Filed under: Methodology | Tags: Boston, Jeff Lipton, Peerless Mastering, Skippy Whites
It would be easier to name the Numero Group releases that Peerless hadn’t mastered than to lay out the sprawling roster of catalog entries they had. As far as transferring, restoration, revitalization, and reverence for original vision, Peerless is unmatched. I passed through Boston recently and decided to pay founding engineer Jeff Lipton a visit. It was late on a Saturday and Jeff was busy, but I felt a few items from my ten-cent Peerless tour deserved to be shared here.

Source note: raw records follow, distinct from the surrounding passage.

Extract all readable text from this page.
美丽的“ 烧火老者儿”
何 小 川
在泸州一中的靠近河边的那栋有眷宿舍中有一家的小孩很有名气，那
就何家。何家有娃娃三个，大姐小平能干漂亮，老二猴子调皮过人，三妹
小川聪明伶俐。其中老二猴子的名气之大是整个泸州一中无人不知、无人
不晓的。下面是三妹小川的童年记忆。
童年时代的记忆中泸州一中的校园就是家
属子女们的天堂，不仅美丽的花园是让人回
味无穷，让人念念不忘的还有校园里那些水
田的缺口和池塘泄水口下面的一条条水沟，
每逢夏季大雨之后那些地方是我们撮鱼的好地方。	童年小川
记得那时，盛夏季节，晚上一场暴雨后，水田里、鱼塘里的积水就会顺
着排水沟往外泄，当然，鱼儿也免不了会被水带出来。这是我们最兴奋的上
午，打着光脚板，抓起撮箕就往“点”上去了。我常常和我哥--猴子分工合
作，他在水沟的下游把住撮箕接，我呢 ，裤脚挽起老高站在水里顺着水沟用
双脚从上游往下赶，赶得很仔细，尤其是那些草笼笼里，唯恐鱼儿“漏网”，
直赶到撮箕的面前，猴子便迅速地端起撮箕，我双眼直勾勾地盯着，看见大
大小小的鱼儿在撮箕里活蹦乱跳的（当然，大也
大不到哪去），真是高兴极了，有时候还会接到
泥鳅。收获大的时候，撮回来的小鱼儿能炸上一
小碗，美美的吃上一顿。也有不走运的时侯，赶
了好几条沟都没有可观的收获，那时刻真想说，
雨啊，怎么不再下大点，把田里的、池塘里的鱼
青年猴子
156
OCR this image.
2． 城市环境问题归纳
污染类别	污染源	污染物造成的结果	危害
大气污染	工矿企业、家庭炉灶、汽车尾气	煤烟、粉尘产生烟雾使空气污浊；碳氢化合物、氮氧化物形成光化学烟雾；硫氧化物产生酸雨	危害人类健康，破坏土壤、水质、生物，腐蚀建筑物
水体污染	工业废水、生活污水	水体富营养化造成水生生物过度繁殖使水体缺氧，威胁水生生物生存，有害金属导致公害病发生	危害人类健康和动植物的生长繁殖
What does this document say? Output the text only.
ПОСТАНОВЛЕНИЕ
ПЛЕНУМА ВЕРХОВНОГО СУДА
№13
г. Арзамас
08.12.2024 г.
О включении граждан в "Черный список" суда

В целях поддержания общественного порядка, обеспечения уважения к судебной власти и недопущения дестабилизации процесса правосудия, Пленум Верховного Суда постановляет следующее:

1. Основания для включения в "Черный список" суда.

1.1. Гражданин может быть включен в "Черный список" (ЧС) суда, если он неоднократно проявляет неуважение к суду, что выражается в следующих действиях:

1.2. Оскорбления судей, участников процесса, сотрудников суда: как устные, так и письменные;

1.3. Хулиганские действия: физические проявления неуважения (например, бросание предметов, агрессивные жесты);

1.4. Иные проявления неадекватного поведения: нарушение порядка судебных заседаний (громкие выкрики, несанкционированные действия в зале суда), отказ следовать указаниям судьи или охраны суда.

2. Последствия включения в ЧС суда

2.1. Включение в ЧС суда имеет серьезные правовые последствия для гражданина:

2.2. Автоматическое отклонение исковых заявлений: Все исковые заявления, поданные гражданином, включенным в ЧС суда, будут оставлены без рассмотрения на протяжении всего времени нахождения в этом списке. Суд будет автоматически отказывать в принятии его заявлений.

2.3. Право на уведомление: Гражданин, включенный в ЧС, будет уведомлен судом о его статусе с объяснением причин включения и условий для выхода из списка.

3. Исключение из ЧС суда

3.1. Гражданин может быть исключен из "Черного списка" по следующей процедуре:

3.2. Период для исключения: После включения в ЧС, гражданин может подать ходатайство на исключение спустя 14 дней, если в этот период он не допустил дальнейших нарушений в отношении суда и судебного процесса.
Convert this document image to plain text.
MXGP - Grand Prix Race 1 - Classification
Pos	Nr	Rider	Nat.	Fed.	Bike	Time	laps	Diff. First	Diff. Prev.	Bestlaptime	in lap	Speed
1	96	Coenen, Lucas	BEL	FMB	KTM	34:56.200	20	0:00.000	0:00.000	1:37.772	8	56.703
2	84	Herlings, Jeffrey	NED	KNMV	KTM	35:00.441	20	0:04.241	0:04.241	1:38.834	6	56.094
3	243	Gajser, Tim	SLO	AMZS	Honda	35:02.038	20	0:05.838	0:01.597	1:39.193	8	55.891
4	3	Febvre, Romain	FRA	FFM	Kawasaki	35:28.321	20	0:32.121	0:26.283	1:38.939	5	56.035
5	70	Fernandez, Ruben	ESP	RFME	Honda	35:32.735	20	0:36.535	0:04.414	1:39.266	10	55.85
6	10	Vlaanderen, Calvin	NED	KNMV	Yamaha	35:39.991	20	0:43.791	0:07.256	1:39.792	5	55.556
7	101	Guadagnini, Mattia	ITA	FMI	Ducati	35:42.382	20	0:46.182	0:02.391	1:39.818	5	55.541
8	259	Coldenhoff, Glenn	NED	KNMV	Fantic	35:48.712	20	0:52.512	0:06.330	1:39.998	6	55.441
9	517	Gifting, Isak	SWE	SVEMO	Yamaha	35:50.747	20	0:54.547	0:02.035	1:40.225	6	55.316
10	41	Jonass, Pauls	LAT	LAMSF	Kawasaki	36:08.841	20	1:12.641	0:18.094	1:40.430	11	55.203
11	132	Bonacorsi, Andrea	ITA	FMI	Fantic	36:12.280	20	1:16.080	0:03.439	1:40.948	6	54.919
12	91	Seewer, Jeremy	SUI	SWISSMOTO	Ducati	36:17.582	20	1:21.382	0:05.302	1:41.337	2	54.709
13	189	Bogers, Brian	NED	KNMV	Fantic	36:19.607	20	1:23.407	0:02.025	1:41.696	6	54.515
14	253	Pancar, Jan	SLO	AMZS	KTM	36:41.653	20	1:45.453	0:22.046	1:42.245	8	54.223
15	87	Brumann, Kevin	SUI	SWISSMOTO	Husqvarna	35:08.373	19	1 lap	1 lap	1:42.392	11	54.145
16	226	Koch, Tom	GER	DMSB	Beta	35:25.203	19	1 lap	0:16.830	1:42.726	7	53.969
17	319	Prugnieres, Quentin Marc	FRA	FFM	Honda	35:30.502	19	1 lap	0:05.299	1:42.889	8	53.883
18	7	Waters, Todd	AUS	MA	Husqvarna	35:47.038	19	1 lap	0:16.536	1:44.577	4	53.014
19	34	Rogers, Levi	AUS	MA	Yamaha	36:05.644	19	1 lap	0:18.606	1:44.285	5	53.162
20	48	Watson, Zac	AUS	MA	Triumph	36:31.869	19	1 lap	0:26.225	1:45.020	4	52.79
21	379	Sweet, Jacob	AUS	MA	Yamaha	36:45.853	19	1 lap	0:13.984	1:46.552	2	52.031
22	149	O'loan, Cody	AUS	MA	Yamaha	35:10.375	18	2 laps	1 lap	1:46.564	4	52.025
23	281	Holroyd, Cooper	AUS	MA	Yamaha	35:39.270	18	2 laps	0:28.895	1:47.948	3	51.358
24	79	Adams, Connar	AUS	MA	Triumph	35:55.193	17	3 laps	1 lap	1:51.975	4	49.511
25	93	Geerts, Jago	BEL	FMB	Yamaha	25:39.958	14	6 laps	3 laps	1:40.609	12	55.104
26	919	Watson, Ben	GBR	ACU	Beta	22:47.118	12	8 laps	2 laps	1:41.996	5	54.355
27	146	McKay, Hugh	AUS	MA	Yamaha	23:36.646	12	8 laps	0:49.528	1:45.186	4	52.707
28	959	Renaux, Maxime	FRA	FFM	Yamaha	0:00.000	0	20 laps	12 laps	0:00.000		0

For instance—would you look at this damn turntable? I should have placed a quarter on top for perspective, but this contraption is HUGE. It might fit on top of a washing machine. That ring, that looks like frosted glass, is about 12 inches in diameter so I’ll let you do the mental calculations. There are two motors and two belts on the left that rotate a governor, keeping the revolutions utterly precise. There is a four-figure stylus on the end of that tone arm which clearly boasts all manners of calibration features. Naturally, the Numero Group prefers to work from tape. But when you have to transfer something from vinyl and you want to make the best possible reproduction, don’t you feel pretty good about this scenario?
Speaking of transfers from vinyl, T.L. Barrett was just such a project. Tapes for the pastor’s Like A Ship… (Without a Sail) LP were long gone, and an unplayed copy of the record was all we had to work from. Jeff selected “Like A Ship,” the lead track from Good God! Born Again Funk, and invited me to sit in the driver’s seat of his massive mastering console. At the mathematically precisely perfect intersection of the left and right channels, we listened to this masterpiece and it kind of blew my brain back. I’ve often known there was a lot of special things happening on this mix, but this provided a new dimension of musical enlightenment. A word to the wise: calibrate your speakers.
P.S. Skippy White’s
While you’re in Boston, consider stopping by Skippy White’s. This place has been in business since 1961, yet several Bostonians I quizzed had never paid a visit. I found the photo above online—the Roxbury shop looks more like this today [below]. While I was browsing, a customer was quizzing Skippy (who is still there everyday) on dozens of obscure gospel titles, which Skippy could not only sing, but provide color commentary regarding production, instrumentation, improvised outbursts, etc. I’m willing to bet he also has some entertaining stories about New Edition, New Kids On The Block, Maurice Starr, or any other artists who’s manufactured soul music in Boston during the last half century. RECOMMENDED.